GRAND RAPIDS, Mich. — Most of the main roads in West Michigan are now clear of snow that hit last week, but we all know they will soon be covered again.
And the next time you’re out in the snow, a local woman wants you to remember that the person in front of you may have a very good reason for driving “too slow.”
“It’s 4:31; we’re at 19; we are seeing a little light snow,” said Kathy Malott during her afternoon show on 91.3 WCSG.
FOX 17 stopped by the Christian radio studio on the campus of Cornerstone University in Grand Rapids to talk with Malott about her first winter in Michigan in 30 years.
“So much fun; he’s hilarious and he’s a pro,” she said. “He knows the business, and he’s just guided me along.”

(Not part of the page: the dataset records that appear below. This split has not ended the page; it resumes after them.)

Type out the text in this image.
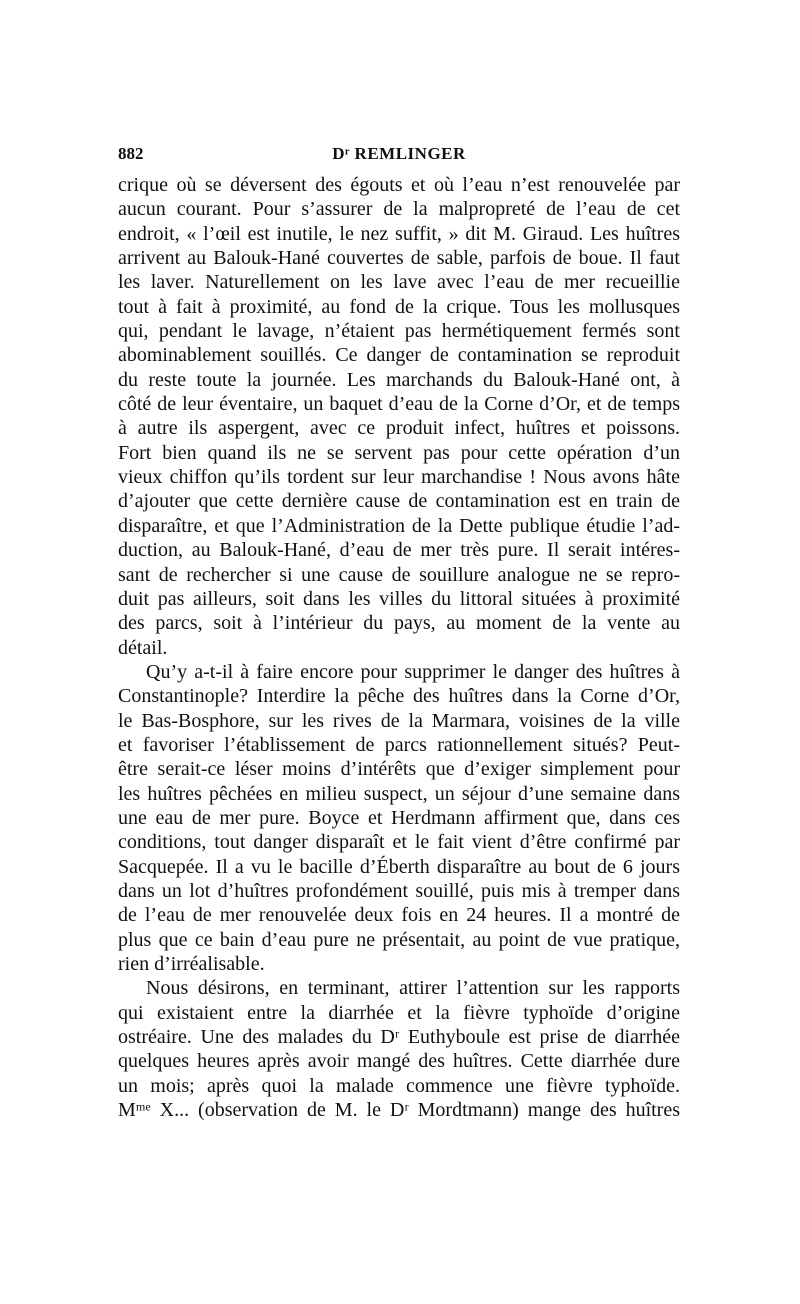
882	Dʳ REMLINGER
crique où se déversent des égouts et où l’eau n’est renouvelée par
aucun courant. Pour s’assurer de la malpropreté de l’eau de cet
endroit, « l’œil est inutile, le nez suffit, » dit M. Giraud. Les huîtres
arrivent au Balouk-Hané couvertes de sable, parfois de boue. Il faut
les laver. Naturellement on les lave avec l’eau de mer recueillie
tout à fait à proximité, au fond de la crique. Tous les mollusques
qui, pendant le lavage, n’étaient pas hermétiquement fermés sont
abominablement souillés. Ce danger de contamination se reproduit
du reste toute la journée. Les marchands du Balouk-Hané ont, à
côté de leur éventaire, un baquet d’eau de la Corne d’Or, et de temps
à autre ils aspergent, avec ce produit infect, huîtres et poissons.
Fort bien quand ils ne se servent pas pour cette opération d’un
vieux chiffon qu’ils tordent sur leur marchandise ! Nous avons hâte
d’ajouter que cette dernière cause de contamination est en train de
disparaître, et que l’Administration de la Dette publique étudie l’ad-
duction, au Balouk-Hané, d’eau de mer très pure. Il serait intéres-
sant de rechercher si une cause de souillure analogue ne se repro-
duit pas ailleurs, soit dans les villes du littoral situées à proximité
des parcs, soit à l’intérieur du pays, au moment de la vente au
détail.
Qu’y a-t-il à faire encore pour supprimer le danger des huîtres à
Constantinople? Interdire la pêche des huîtres dans la Corne d’Or,
le Bas-Bosphore, sur les rives de la Marmara, voisines de la ville
et favoriser l’établissement de parcs rationnellement situés? Peut-
être serait-ce léser moins d’intérêts que d’exiger simplement pour
les huîtres pêchées en milieu suspect, un séjour d’une semaine dans
une eau de mer pure. Boyce et Herdmann affirment que, dans ces
conditions, tout danger disparaît et le fait vient d’être confirmé par
Sacquepée. Il a vu le bacille d’Éberth disparaître au bout de 6 jours
dans un lot d’huîtres profondément souillé, puis mis à tremper dans
de l’eau de mer renouvelée deux fois en 24 heures. Il a montré de
plus que ce bain d’eau pure ne présentait, au point de vue pratique,
rien d’irréalisable.
Nous désirons, en terminant, attirer l’attention sur les rapports
qui existaient entre la diarrhée et la fièvre typhoïde d’origine
ostréaire. Une des malades du Dʳ Euthyboule est prise de diarrhée
quelques heures après avoir mangé des huîtres. Cette diarrhée dure
un mois; après quoi la malade commence une fièvre typhoïde.
Mᵐᵉ X... (observation de M. le Dʳ Mordtmann) mange des huîtres
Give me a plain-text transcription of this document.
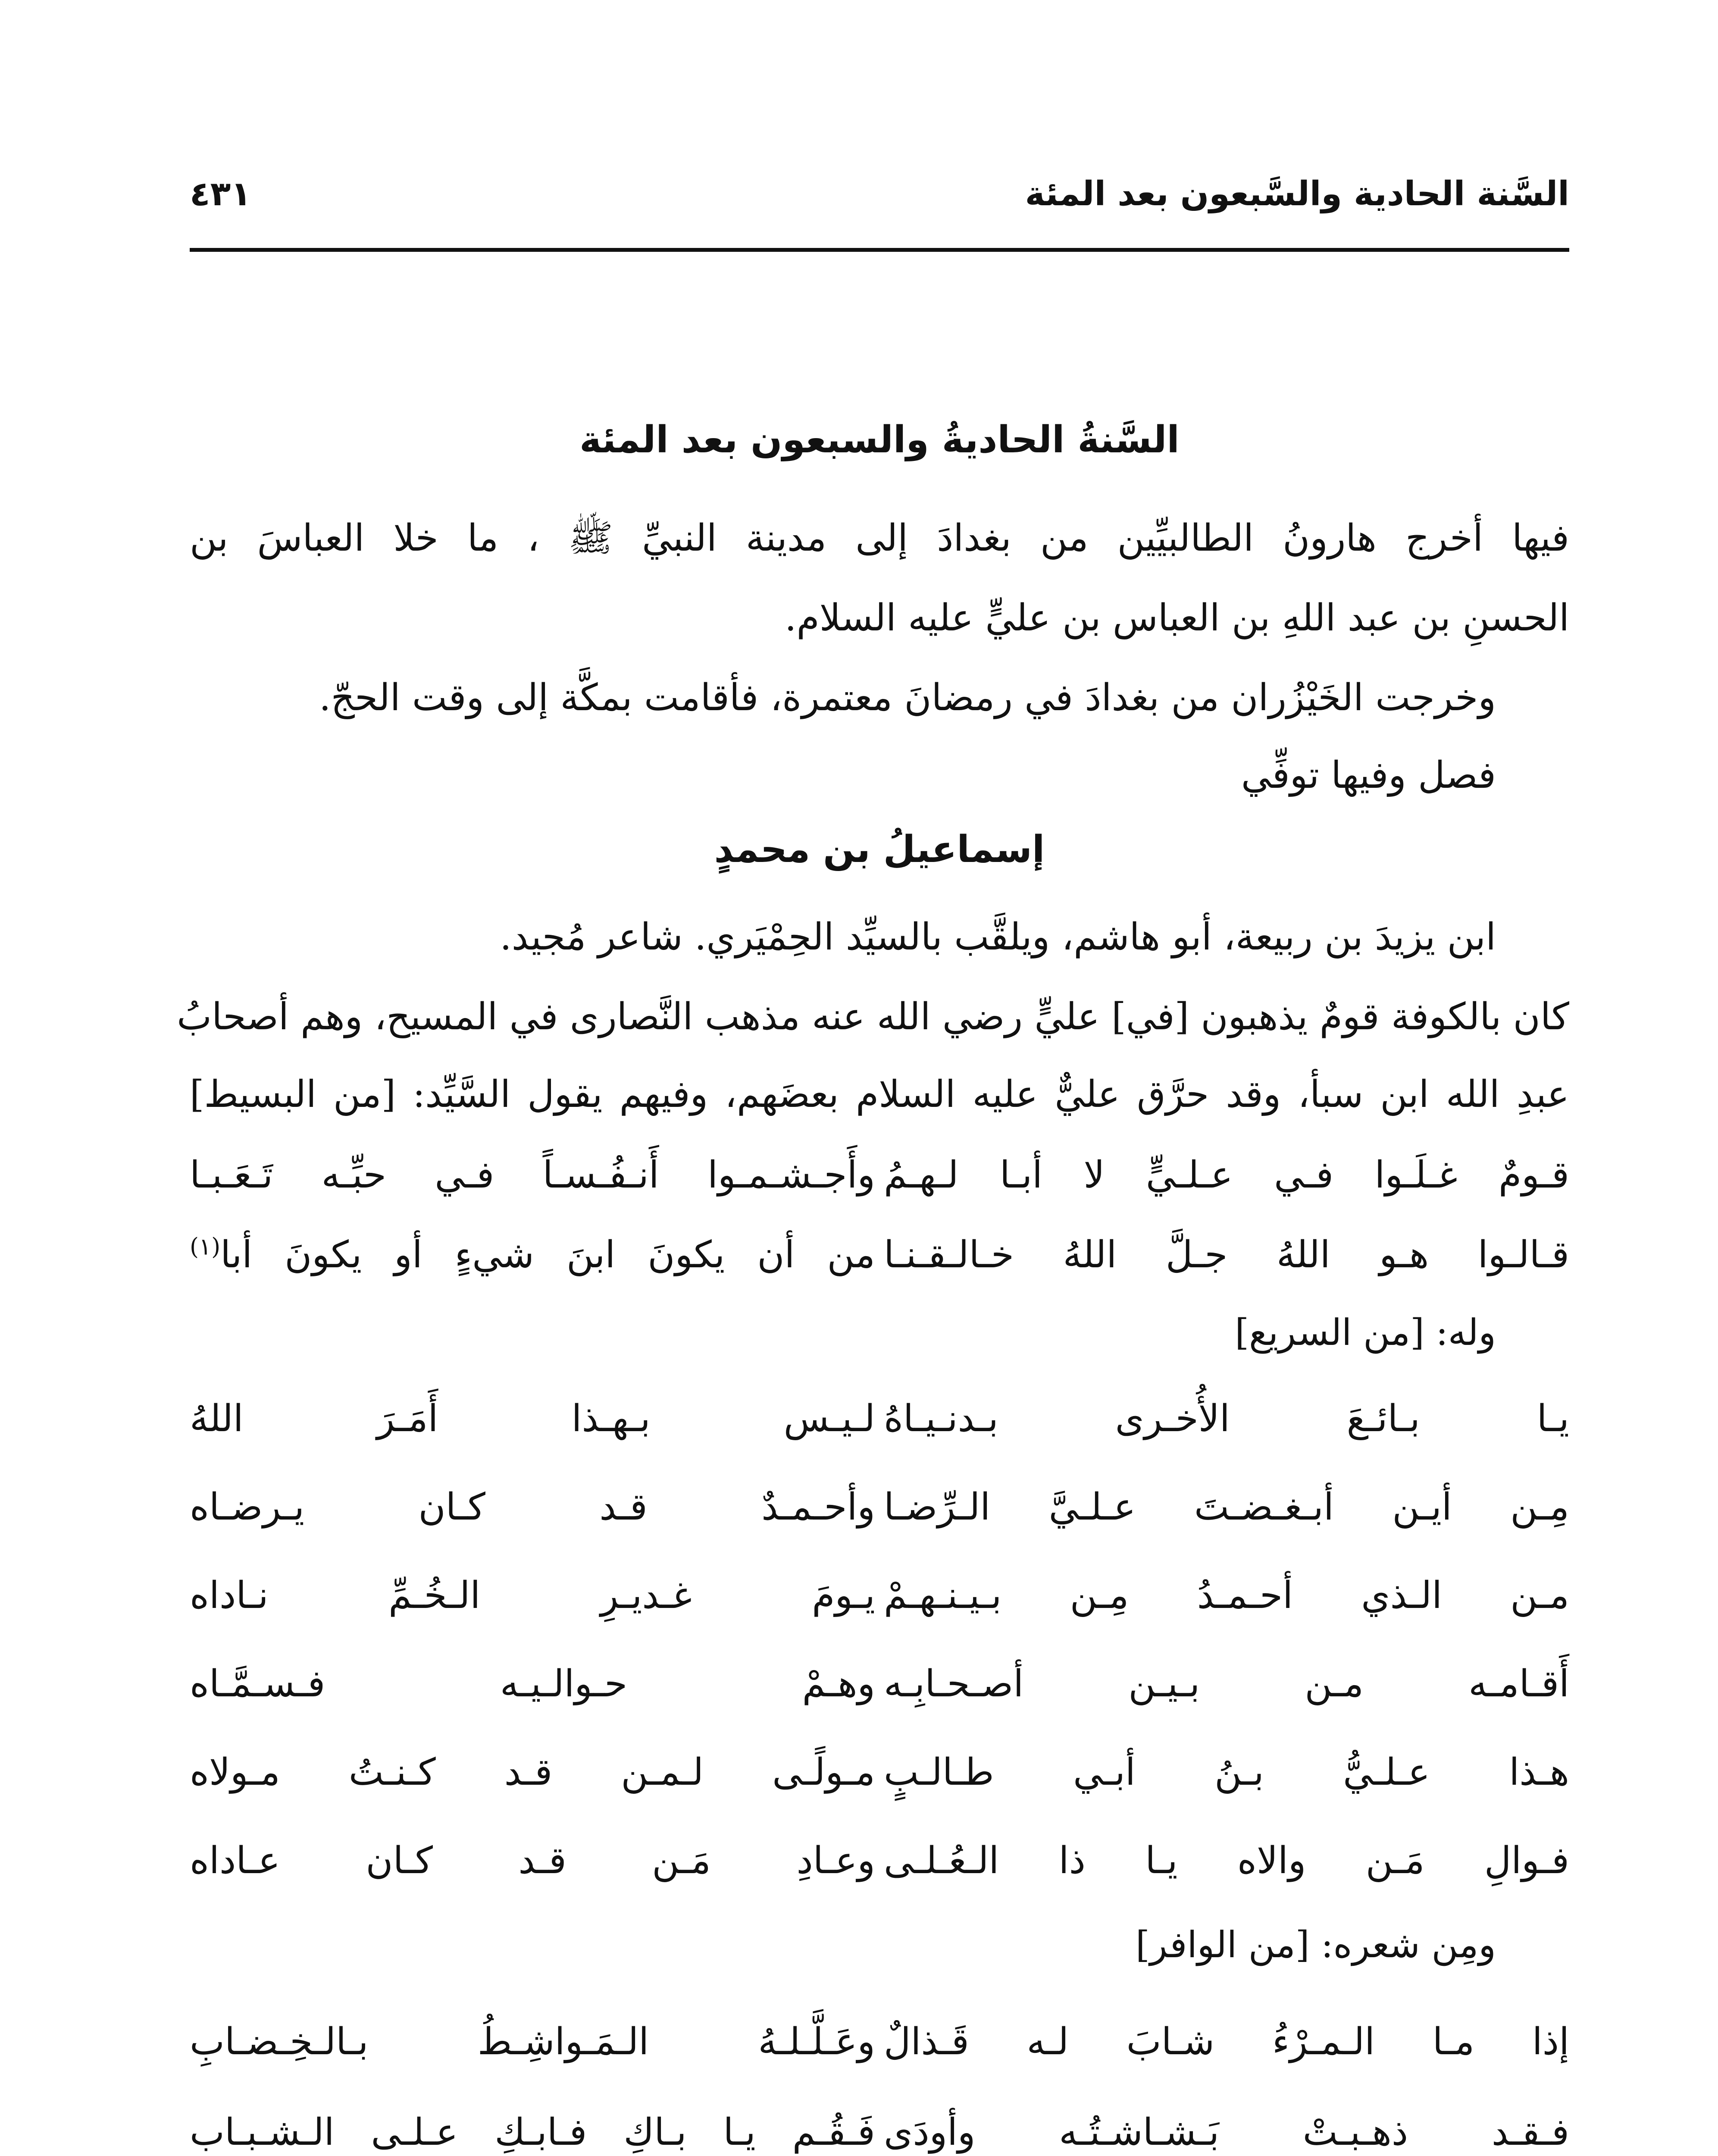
السَّنة الحادية والسَّبعون بعد المئة
٤٣١
السَّنةُ الحاديةُ والسبعون بعد المئة
فيها أخرج هارونُ الطالبيِّين من بغدادَ إلى مدينة النبيِّ ﷺ ، ما خلا العباسَ بن
الحسنِ بن عبد اللهِ بن العباس بن عليٍّ عليه السلام.
وخرجت الخَيْزُران من بغدادَ في رمضانَ معتمرة، فأقامت بمكَّة إلى وقت الحجّ.
فصل وفيها توفِّي
إسماعيلُ بن محمدٍ
ابن يزيدَ بن ربيعة، أبو هاشم، ويلقَّب بالسيِّد الحِمْيَري. شاعر مُجيد.
كان بالكوفة قومٌ يذهبون [في] عليٍّ رضي الله عنه مذهب النَّصارى في المسيح، وهم أصحابُ
عبدِ الله ابن سبأ، وقد حرَّق عليٌّ عليه السلام بعضَهم، وفيهم يقول السَّيِّد: [من البسيط]
قـومٌ غـلَـوا فـي عـلـيٍّ لا أبـا لـهـمُ
وأَجـشـمـوا أَنـفُـسـاً فـي حبِّـه تَـعَـبـا
قـالـوا هـو اللهُ جـلَّ اللهُ خـالـقـنـا
من أن يكونَ ابنَ شيءٍ أو يكونَ أبا$^{(١)}$
وله: [من السريع]
يـا بـائـعَ الأُخـرى بـدنـيـاهُ
لـيـس بـهـذا أَمَـرَ اللهُ
مِـن أيـن أبـغـضـتَ عـلـيَّ الـرِّضـا
وأحـمـدٌ قـد كـان يـرضـاه
مـن الـذي أحـمـدُ مِـن بـيـنـهـمْ
يـومَ غـديـرِ الـخُـمِّ نـاداه
أَقـامـه مـن بـيـن أصـحـابِـه
وهـمْ حـوالـيـه فـسـمَّـاه
هـذا عـلـيُّ بـنُ أبـي طـالـبٍ
مـولًـى لـمـن قـد كـنـتُ مـولاه
فـوالِ مَـن والاه يـا ذا الـعُـلـى
وعـادِ مَـن قـد كـان عـاداه
ومِن شعره: [من الوافر]
إذا مـا الـمـرْءُ شـابَ لـه قَـذالٌ
وعَـلَّـلـهُ الـمَـواشِـطُ بـالـخِـضـابِ
فـقـد ذهـبـتْ بَـشـاشـتُـه وأودَى
فَـقُـم يـا بـاكِ فـابـكِ عـلـى الـشـبـاب
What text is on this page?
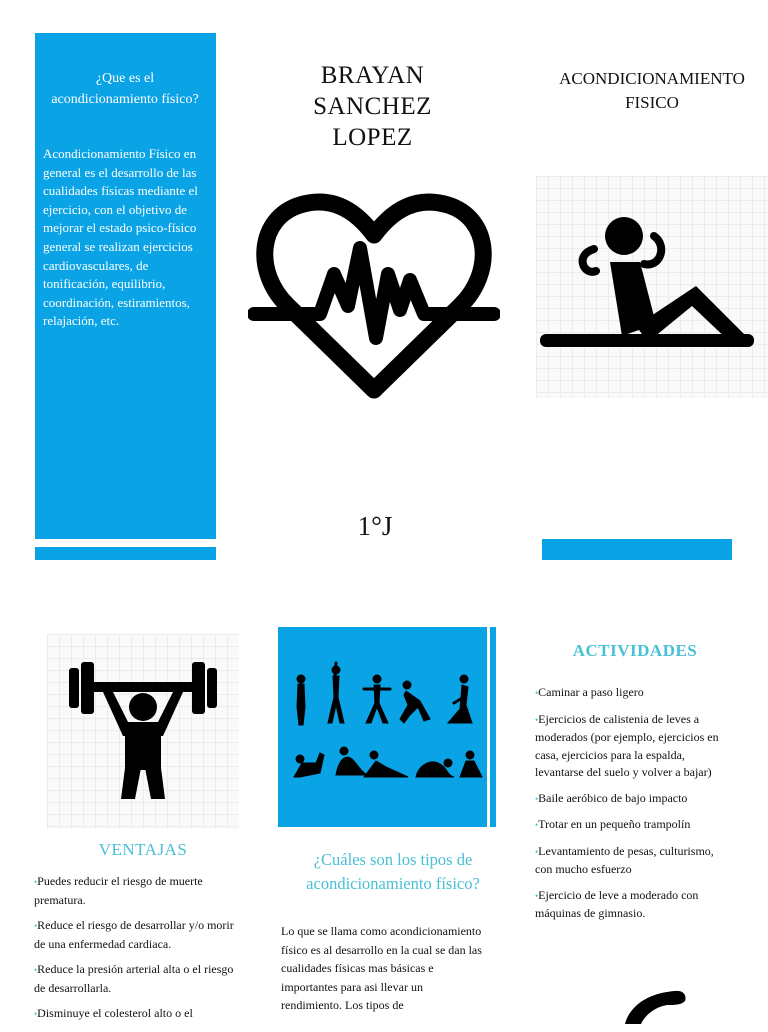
¿Que es el acondicionamiento físico?
Acondicionamiento Físico en general es el desarrollo de las cualidades físicas mediante el ejercicio, con el objetivo de mejorar el estado psico-físico general se realizan ejercicios cardiovasculares, de tonificación, equilibrio, coordinación, estiramientos, relajación, etc.
BRAYAN SANCHEZ LOPEZ
1°J
ACONDICIONAMIENTO FISICO
VENTAJAS

•Puedes reducir el riesgo de muerte prematura.

•Reduce el riesgo de desarrollar y/o morir de una enfermedad cardiaca.

•Reduce la presión arterial alta o el riesgo de desarrollarla.

•Disminuye el colesterol alto o el

¿Cuáles son los tipos de acondicionamiento físico?
Lo que se llama como acondicionamiento físico es al desarrollo en la cual se dan las cualidades físicas mas básicas e importantes para asi llevar un rendimiento. Los tipos de
ACTIVIDADES

•Caminar a paso ligero

•Ejercicios de calistenia de leves a moderados (por ejemplo, ejercicios en casa, ejercicios para la espalda, levantarse del suelo y volver a bajar)

•Baile aeróbico de bajo impacto

•Trotar en un pequeño trampolín

•Levantamiento de pesas, culturismo, con mucho esfuerzo

•Ejercicio de leve a moderado con máquinas de gimnasio.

It’s her first on-air gig after working as a high school teacher in Washington state. She also spent winters in the south.
“I hear about a storm coming, and I’m just like, ‘I’m not getting in the car,’” said Malott.
Last Thursday while the winter weather was moving in, she brought up an accident on air from her past: a crash in the snow when she was just 16.
“I had just had my license just a couple months, and you know as a 16-year-old you don’t think anything’s ever going to happen to you,” she said.
Kathy and her friends were released early from school that day, and instead of going home they wanted to shop.
“So, we went up to Alpine, and we were gonna go shopping. I’m sure you know about Alpine--and it was really slick,” she said.
While pulling into a store Kathy hit a tree, totaling her car.
“it probably sounds really mild for what could’ve happened, but for me, being a new driver, I think for me it was the loss of control. Like, I just felt like because I didn’t have control, it did something to me that I don’t like to get into a car with slippery surfaces underneath me now,” she said.
Luckily no one was hurt. Even though it wasn’t a major accident involving others, those driving conditions still stick with her to this day. Heading out in the snow triggers those memories.
“It just left a little scar on me and a little bit of fear,” she said.
Kathy’s already had the safe driving talk with her daughter who’s now 16 herself. It’s likely an issue for thousands of new drivers.
According to the Michigan Secretary of State, since April 1 nearly 73,000 teens just got their license.
Meaning this will be their first winter driving in the snow and ice.
When you factor in those with learner's permits, 386,000+ teens in the entire state could be on the road at any given time.
As for older drivers, there are more than a million people in Michigan over 70 who may be taking it slow too.
Which is why Kathy hopes other drivers show some grace, as you never know who’s behind the wheel in front of you.
“What’s the rush, right? If they want to go slow, if they feel the need to be taking their time, respect that,” she said. “You don’t know what their day has been like, you know; you don’t know where they need to get to or what they have in the car--what precious cargo they’re carrying. Just always have grace for people, and don’t be in such a rush to get somewhere.”
Michigan State Police tell me if conditions are so extreme that someone drives under the minimum speed limit on the highway, the odds of getting pulled over for going too slow are very low.
If people are passing you, you can put on your hazards.
MSP says if you cannot operate your vehicle safely in the conditions and you end up going into a ditch or hitting someone else, you can get cited.